NASDAQ poised to test if the recovery has legs
A lot of the sharp NASDAQ recovery bounce on Friday could well have been a classic dead-cat bounce and the forced buying of a classic short-squeeze short-covering rally, so we really need to see several days of a continuation of this advance before passing final judgment as to whether Friday constituted the low of this swing downwards in the trading range. It would be no surprise either way to see the advance score a second day of rallying, or for people to sell into this advance since we just saw two weeks ago what can happen to a sharp two-day advance. I remain optimistic that Thursday and Friday were the low for this swing or mini correction, but I do have to acknowledge that it all depends on whether enough of the hedge funds and other speculators flip the switch from a risk-off to risk-on bias.
NASDAQ futures are up sharply, indicating a sharp pop at the open, but the big question is whether people pile on and kick off an even sharper follow-on rally, or whether people remain somewhat cynical and sell into any rallies.
I'm fully invested but with some reserves to buy on any further dips of either the market in general or individual stocks.
Quarterly reporting or earnings season is underway, which will stress individual stocks in both directions, with possible knock-on effects for the overall market. Netflix (NFLX) will be the poster child today and tomorrow with their report coming after the bell today. I am long NFLX with an extra speculative position. The stock fell $100 last time they reported, but I believe that was a fluke. We'll see how they play out tomorrow. This market is currently rather unforgiving of anybody who tries to depend on the specifics of past history and historic trading patterns.

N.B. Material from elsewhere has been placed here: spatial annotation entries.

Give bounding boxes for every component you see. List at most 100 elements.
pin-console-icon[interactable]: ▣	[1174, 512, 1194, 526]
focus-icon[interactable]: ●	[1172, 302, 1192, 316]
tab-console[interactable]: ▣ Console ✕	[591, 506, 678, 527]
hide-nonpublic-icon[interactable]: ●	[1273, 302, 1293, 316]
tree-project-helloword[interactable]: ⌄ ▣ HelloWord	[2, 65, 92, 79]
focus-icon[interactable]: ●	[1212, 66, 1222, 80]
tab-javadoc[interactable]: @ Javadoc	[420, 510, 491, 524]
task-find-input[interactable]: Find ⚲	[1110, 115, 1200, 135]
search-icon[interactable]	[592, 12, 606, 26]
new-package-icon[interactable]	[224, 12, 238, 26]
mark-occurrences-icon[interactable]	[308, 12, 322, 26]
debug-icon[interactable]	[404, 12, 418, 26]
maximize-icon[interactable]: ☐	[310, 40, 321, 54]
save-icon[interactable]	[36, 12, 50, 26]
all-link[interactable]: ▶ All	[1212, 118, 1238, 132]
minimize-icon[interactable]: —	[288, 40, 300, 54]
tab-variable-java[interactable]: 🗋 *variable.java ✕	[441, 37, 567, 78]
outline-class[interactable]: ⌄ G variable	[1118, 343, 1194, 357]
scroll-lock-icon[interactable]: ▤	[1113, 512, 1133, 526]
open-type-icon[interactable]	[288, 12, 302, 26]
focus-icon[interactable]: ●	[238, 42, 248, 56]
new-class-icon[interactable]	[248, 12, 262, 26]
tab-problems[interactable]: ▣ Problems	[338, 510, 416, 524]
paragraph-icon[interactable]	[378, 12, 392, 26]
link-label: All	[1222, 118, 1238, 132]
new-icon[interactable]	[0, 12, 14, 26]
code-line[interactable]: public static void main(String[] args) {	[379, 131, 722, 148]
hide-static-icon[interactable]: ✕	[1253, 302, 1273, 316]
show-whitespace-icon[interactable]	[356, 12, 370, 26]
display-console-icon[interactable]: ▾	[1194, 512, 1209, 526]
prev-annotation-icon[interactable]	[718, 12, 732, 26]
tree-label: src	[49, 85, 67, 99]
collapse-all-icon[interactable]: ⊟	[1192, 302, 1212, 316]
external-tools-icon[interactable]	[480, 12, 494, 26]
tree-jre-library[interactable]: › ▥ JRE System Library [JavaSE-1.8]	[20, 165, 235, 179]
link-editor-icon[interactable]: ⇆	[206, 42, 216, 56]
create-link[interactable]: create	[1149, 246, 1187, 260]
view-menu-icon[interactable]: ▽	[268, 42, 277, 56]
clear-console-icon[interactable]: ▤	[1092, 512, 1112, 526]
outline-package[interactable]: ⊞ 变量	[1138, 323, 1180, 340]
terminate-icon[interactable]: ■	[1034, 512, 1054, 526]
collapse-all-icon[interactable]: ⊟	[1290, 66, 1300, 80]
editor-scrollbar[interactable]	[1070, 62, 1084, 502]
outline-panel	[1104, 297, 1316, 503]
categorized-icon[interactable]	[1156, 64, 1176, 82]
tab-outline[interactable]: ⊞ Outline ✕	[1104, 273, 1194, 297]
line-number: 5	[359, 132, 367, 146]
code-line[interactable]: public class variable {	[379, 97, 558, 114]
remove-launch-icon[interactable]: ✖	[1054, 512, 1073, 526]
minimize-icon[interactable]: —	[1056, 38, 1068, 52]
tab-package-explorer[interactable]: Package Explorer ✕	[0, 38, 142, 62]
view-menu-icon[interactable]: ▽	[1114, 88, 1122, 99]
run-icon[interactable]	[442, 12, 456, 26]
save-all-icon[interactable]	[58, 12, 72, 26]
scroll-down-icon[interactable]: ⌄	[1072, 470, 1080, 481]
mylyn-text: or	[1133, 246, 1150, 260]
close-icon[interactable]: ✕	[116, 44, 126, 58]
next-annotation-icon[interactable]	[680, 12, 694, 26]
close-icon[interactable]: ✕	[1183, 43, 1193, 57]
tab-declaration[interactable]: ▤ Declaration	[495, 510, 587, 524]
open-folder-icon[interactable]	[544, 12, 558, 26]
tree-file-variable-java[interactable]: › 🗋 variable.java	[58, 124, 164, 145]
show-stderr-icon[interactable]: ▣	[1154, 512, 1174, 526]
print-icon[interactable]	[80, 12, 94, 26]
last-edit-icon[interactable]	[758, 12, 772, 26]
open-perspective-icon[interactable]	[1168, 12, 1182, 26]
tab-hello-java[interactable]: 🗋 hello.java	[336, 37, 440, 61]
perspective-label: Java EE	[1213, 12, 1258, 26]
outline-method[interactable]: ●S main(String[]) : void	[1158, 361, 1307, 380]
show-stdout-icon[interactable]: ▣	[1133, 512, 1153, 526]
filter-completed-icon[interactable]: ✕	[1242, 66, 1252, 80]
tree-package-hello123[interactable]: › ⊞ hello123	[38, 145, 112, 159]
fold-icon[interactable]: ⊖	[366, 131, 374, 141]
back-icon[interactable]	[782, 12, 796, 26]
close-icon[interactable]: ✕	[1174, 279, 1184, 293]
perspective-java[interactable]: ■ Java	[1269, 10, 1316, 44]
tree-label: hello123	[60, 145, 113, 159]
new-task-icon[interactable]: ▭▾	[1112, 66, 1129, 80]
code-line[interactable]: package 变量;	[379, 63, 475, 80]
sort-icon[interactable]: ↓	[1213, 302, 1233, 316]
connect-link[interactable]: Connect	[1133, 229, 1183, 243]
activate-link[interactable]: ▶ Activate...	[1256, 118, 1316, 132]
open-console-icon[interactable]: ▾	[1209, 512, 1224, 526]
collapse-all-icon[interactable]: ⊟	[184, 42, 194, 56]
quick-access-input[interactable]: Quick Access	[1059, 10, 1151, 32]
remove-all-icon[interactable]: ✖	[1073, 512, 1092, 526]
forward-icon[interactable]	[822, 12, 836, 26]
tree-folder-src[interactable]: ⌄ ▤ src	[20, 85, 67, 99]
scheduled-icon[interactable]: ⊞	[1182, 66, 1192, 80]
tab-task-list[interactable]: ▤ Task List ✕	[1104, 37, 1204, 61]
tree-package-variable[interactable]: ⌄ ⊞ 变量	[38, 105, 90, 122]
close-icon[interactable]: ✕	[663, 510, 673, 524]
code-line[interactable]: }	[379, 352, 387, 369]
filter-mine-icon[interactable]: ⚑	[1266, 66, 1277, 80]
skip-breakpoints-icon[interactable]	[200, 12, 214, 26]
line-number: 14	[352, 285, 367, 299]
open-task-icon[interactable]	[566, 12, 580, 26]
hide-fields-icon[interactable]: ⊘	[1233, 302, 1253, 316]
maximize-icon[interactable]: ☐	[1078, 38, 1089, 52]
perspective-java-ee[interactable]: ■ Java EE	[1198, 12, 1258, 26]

Oil (OIL) is still searching for its bottom, but is showing at least some signs of a willingness to believe that the bottom may be near. We've seen some sharp recover bounces, none of which has really gained a lot of traction, yet, but that is a sign of both the fact that there has been no final capitulation to mark a true, traditional bottom, as well as the fact that so much of the sell-off has been driven by speculation rather than actual supply and actual demand.